I think we stand on our own two feet here. (Reid has shown the country) you can be a good Latter-day Saint and a good Democrat at the same time, and serve your country faithfully. – Utah Democratic Party Chairman Peter Corroon

SALT LAKE CITY — The first time Sen. Mike Lee, R-Utah, saw Congress up close was as a Boy Scout on a tour given by one of the leaders of his Washington, D.C.-area troop, Harry Reid, the Nevada Democrat who later headed the Senate.

Lee said the current Senate minority leader, who announced Friday he won't seek re-election after what will be 36 years in Congress, brought members of the troop sponsored by their LDS Church ward onto the floor of the U.S. House.

"He took our Scout troop down there while we were working on our 'Citizenship and the Nation' merit badge. He showed us around. I remember being very impressed by that," recalled Lee, whose family lived in Washington during his childhood.

During that time, Reid influenced Lee as both his LDS home teacher and the first Democrat he'd ever met. Despite their political differences, Lee said he considers Reid a good friend.

Right after Lee was sworn in as a senator, he said the then-Senate majority leader pulled him aside on the Senate floor to whisper a joke about how he finally had more hair than Lee.

"He's always had a good sense of humor," Lee said. "We have a nice relationship."

A Salt Lake-based leader of the LDS Democrats of America, Crystal Young-Otterstrom, offered a lengthy tribute to Reid on MormonPress.com as "proof that we can be who we are as Mormon Democrats."

Her post describes how Reid prompted the group to sing the LDS hymn "Have I Done Any Good in the World Today?" at their first-ever meeting, held during the 2012 Democratic National Convention in Charlotte, North Carolina.

Reid's announcement that he's not running again in 2016 is "a bittersweet moment for Mormon Democrats like myself," Young-Otterstrom said. "He's been essentially the top Mormon Democrat in government. He's been inspirational to us."

She said the 30,000 LDS Democrats nationwide take strength from a statement Reid made that he is a Democrat because of his Mormon beliefs, not in spite of them.

"It answers the question we're tired of answering," Young-Otterstrom said.

Also tiring, she said, is how Reid is "demonized" by some politically conservative Mormons despite "representing our religion so well on an international stage" by advocating for issues such as health care and the environment.

Last summer, Southern Utah University removed Reid's name from a campus center amid complaints about the recognition. Campus officials have said Reid, who attended the Cedar City school, will have a future building named after him.

Utah Democratic Party Chairman Peter Corroon said Reid has represented Democrats well on the national stage, but his departure won't have a big impact on state party members.

"I think we stand on our own two feet here," Corroon said.
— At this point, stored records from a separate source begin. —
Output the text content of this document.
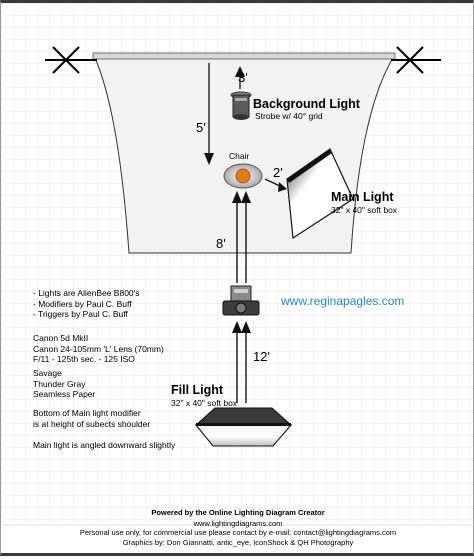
3'
5'
2'
8'
12'
Background Light
Strobe w/ 40° grid
Chair
Main Light
32" x 40" soft box
Fill Light
32" x 40" soft box
www.reginapagles.com
- Lights are AlienBee B800's
- Modifiers by Paul C. Buff
- Triggers by Paul C. Buff
Canon 5d MkII
Canon 24-105mm 'L' Lens (70mm)
F/11 - 125th sec. - 125 ISO
Savage
Thunder Gray
Seamless Paper
Bottom of Main light modifier
is at height of subects shoulder
Main light is angled downward slightly
Powered by the Online Lighting Diagram Creator
www.lightingdiagrams.com
Personal use only, for commercial use please contact by e-mail: contact@lightingdiagrams.com
Graphics by: Don Giannatti, antic_eye, IconShock & QH Photography
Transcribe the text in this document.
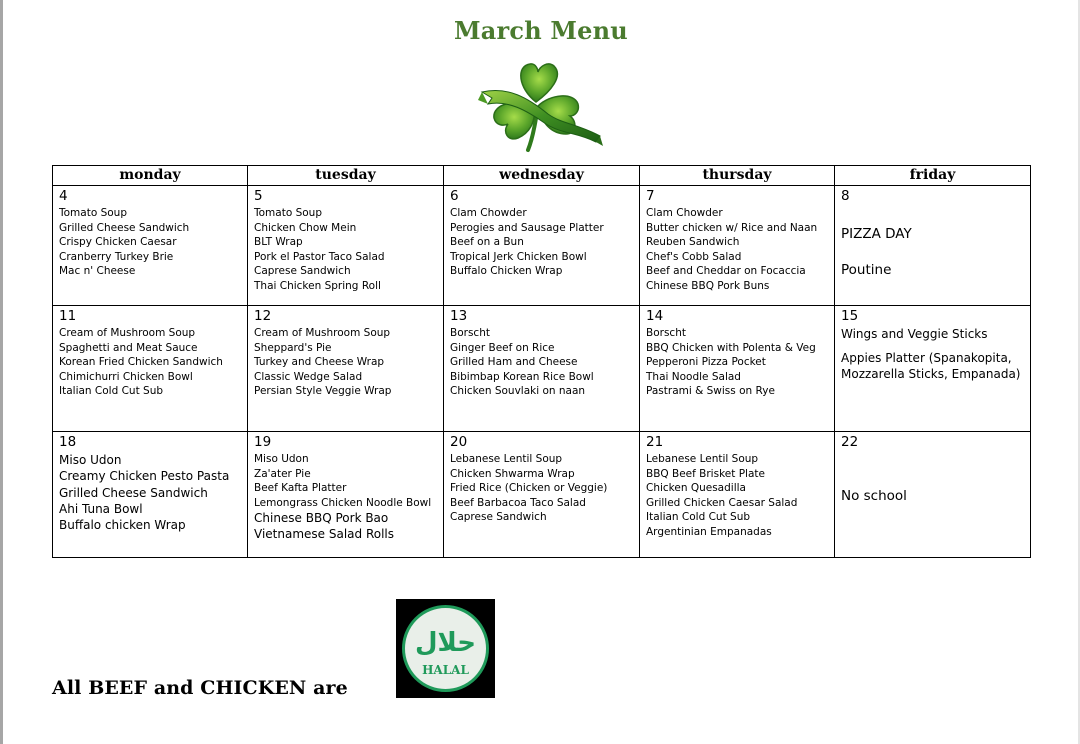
March Menu
monday	tuesday	wednesday	thursday	friday

4
Tomato Soup
Grilled Cheese Sandwich
Crispy Chicken Caesar
Cranberry Turkey Brie
Mac n' Cheese

5
Tomato Soup
Chicken Chow Mein
BLT Wrap
Pork el Pastor Taco Salad
Caprese Sandwich
Thai Chicken Spring Roll

6
Clam Chowder
Perogies and Sausage Platter
Beef on a Bun
Tropical Jerk Chicken Bowl
Buffalo Chicken Wrap

7
Clam Chowder
Butter chicken w/ Rice and Naan
Reuben Sandwich
Chef's Cobb Salad
Beef and Cheddar on Focaccia
Chinese BBQ Pork Buns

8
PIZZA DAY
Poutine

11
Cream of Mushroom Soup
Spaghetti and Meat Sauce
Korean Fried Chicken Sandwich
Chimichurri Chicken Bowl
Italian Cold Cut Sub

12
Cream of Mushroom Soup
Sheppard's Pie
Turkey and Cheese Wrap
Classic Wedge Salad
Persian Style Veggie Wrap

13
Borscht
Ginger Beef on Rice
Grilled Ham and Cheese
Bibimbap Korean Rice Bowl
Chicken Souvlaki on naan

14
Borscht
BBQ Chicken with Polenta & Veg
Pepperoni Pizza Pocket
Thai Noodle Salad
Pastrami & Swiss on Rye

15
Wings and Veggie Sticks
Appies Platter (Spanakopita, Mozzarella Sticks, Empanada)

18
Miso Udon
Creamy Chicken Pesto Pasta
Grilled Cheese Sandwich
Ahi Tuna Bowl
Buffalo chicken Wrap

19
Miso Udon
Za'ater Pie
Beef Kafta Platter
Lemongrass Chicken Noodle Bowl
Chinese BBQ Pork Bao
Vietnamese Salad Rolls

20
Lebanese Lentil Soup
Chicken Shwarma Wrap
Fried Rice (Chicken or Veggie)
Beef Barbacoa Taco Salad
Caprese Sandwich

21
Lebanese Lentil Soup
BBQ Beef Brisket Plate
Chicken Quesadilla
Grilled Chicken Caesar Salad
Italian Cold Cut Sub
Argentinian Empanadas

22
No school
All BEEF and CHICKEN are
حلال
HALAL
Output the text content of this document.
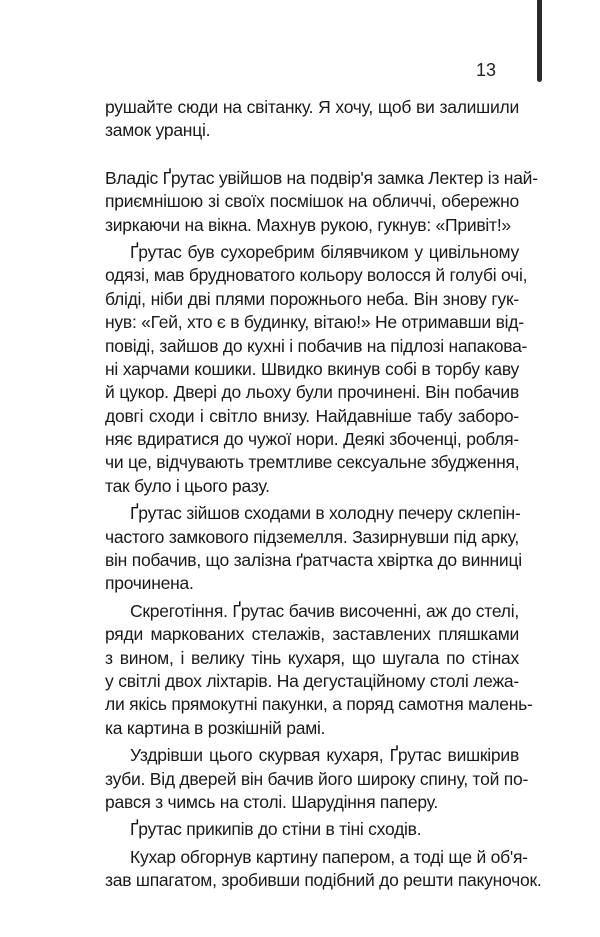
13
рушайте сюди на світанку. Я хочу, щоб ви залишили
замок уранці.
Владіс Ґрутас увійшов на подвір'я замка Лектер із най-
приємнішою зі своїх посмішок на обличчі, обережно
зиркаючи на вікна. Махнув рукою, гукнув: «Привіт!»
Ґрутас був сухоребрим білявчиком у цивільному
одязі, мав брудноватого кольору волосся й голубі очі,
бліді, ніби дві плями порожнього неба. Він знову гук-
нув: «Гей, хто є в будинку, вітаю!» Не отримавши від-
повіді, зайшов до кухні і побачив на підлозі напакова-
ні харчами кошики. Швидко вкинув собі в торбу каву
й цукор. Двері до льоху були прочинені. Він побачив
довгі сходи і світло внизу. Найдавніше табу заборо-
няє вдиратися до чужої нори. Деякі збоченці, робля-
чи це, відчувають тремтливе сексуальне збудження,
так було і цього разу.
Ґрутас зійшов сходами в холодну печеру склепін-
частого замкового підземелля. Зазирнувши під арку,
він побачив, що залізна ґратчаста хвіртка до винниці
прочинена.
Скреготіння. Ґрутас бачив височенні, аж до стелі,
ряди маркованих стелажів, заставлених пляшками
з вином, і велику тінь кухаря, що шугала по стінах
у світлі двох ліхтарів. На дегустаційному столі лежа-
ли якісь прямокутні пакунки, а поряд самотня малень-
ка картина в розкішній рамі.
Уздрівши цього скурвая кухаря, Ґрутас вишкірив
зуби. Від дверей він бачив його широку спину, той по-
рався з чимсь на столі. Шарудіння паперу.
Ґрутас прикипів до стіни в тіні сходів.
Кухар обгорнув картину папером, а тоді ще й об'я-
зав шпагатом, зробивши подібний до решти пакуночок.
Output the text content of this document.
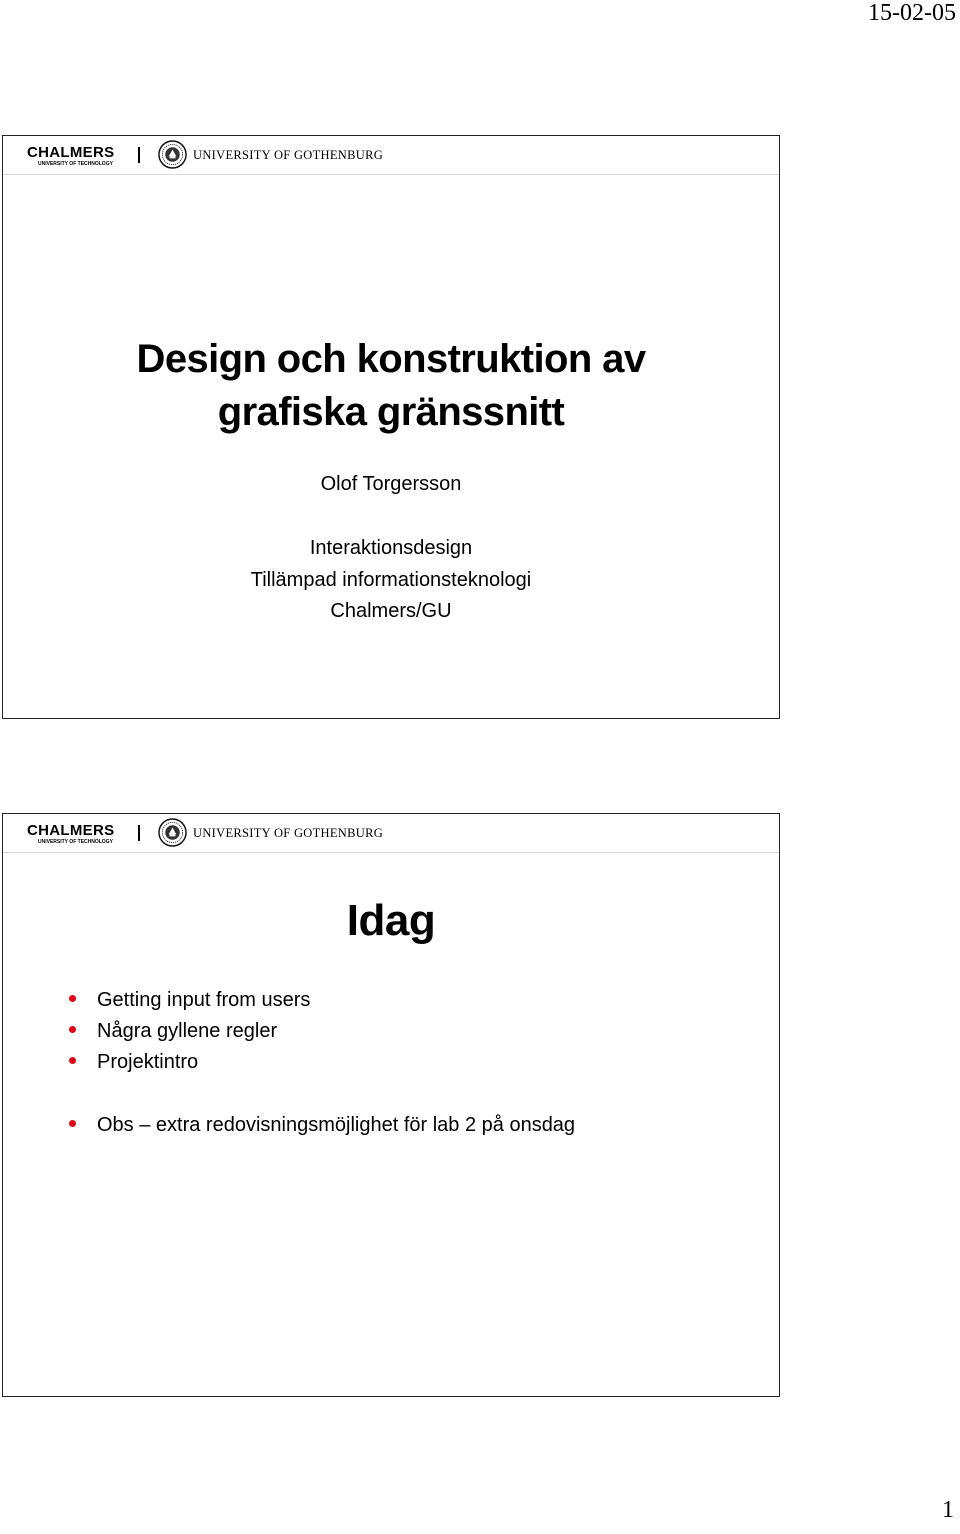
15-02-05
CHALMERS
UNIVERSITY OF TECHNOLOGY
UNIVERSITY OF GOTHENBURG
Design och konstruktion av
grafiska gränssnitt
Olof Torgersson
Interaktionsdesign
Tillämpad informationsteknologi
Chalmers/GU
CHALMERS
UNIVERSITY OF TECHNOLOGY
UNIVERSITY OF GOTHENBURG
Idag
Getting input from users
Några gyllene regler
Projektintro
Obs – extra redovisningsmöjlighet för lab 2 på onsdag
1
Reid has shown the country "you can be a good Latter-day Saint and a good Democrat at the same time, and serve your country faithfully."

It's not clear, however, whether that message has traveled very far.

"Most Americans could not tell you who Harry Reid is," said Matthew Wilson, a professor at Southern Methodist University in Dallas who specializes in religion and politics.

Wilson said even fewer would know that Reid is a member of The Church of Jesus Christ of Latter-day Saints.

"Unlike Mitt Romney, for example, his religion is not a major part of how media outlets talk about him," Wilson said. Reid "did not make a very big public issue out of his faith."

University of Utah political science professor Matthew Burbank also said Reid's religion may have been a mystery to most.

"Even though political insiders were well aware that Harry Reid was a Mormon, I don't think that was ever anything that was broadly known," Burbank said. "I don't think people identified him with his religion in a strong way."

Lee said he sees Reid as "certainly a powerful illustration of the fact that people within the church come from a variety of points along the political ideological spectrum."

He said he intends to stay in touch with Reid after the Nevada senator leaves office.

Other members of Utah's congressional delegation offered good wishes to Reid as he ends his career in Congress.

"While we may have disagreed on most policy issues, I believe Harry is a good person and I've long considered him a friend," said Sen. Orrin Hatch, R-Utah. "His legacy will be one of working tirelessly on behalf of his party and his colleagues."

Rep. Rob Bishop, R-Utah, recognized Reid for his years in both the House and the Senate.

"Sen. Reid was elected by the people of Nevada time after time, and I believe he served them with vigor," Bishop said, noting Reid's retirement will give him time to heal from his recent injuries.

Bishop cited Reid's statement that he was leaving now because he doesn't "want to be a 42-year-old trying to become a designated hitter," calling the sports analogy "wise."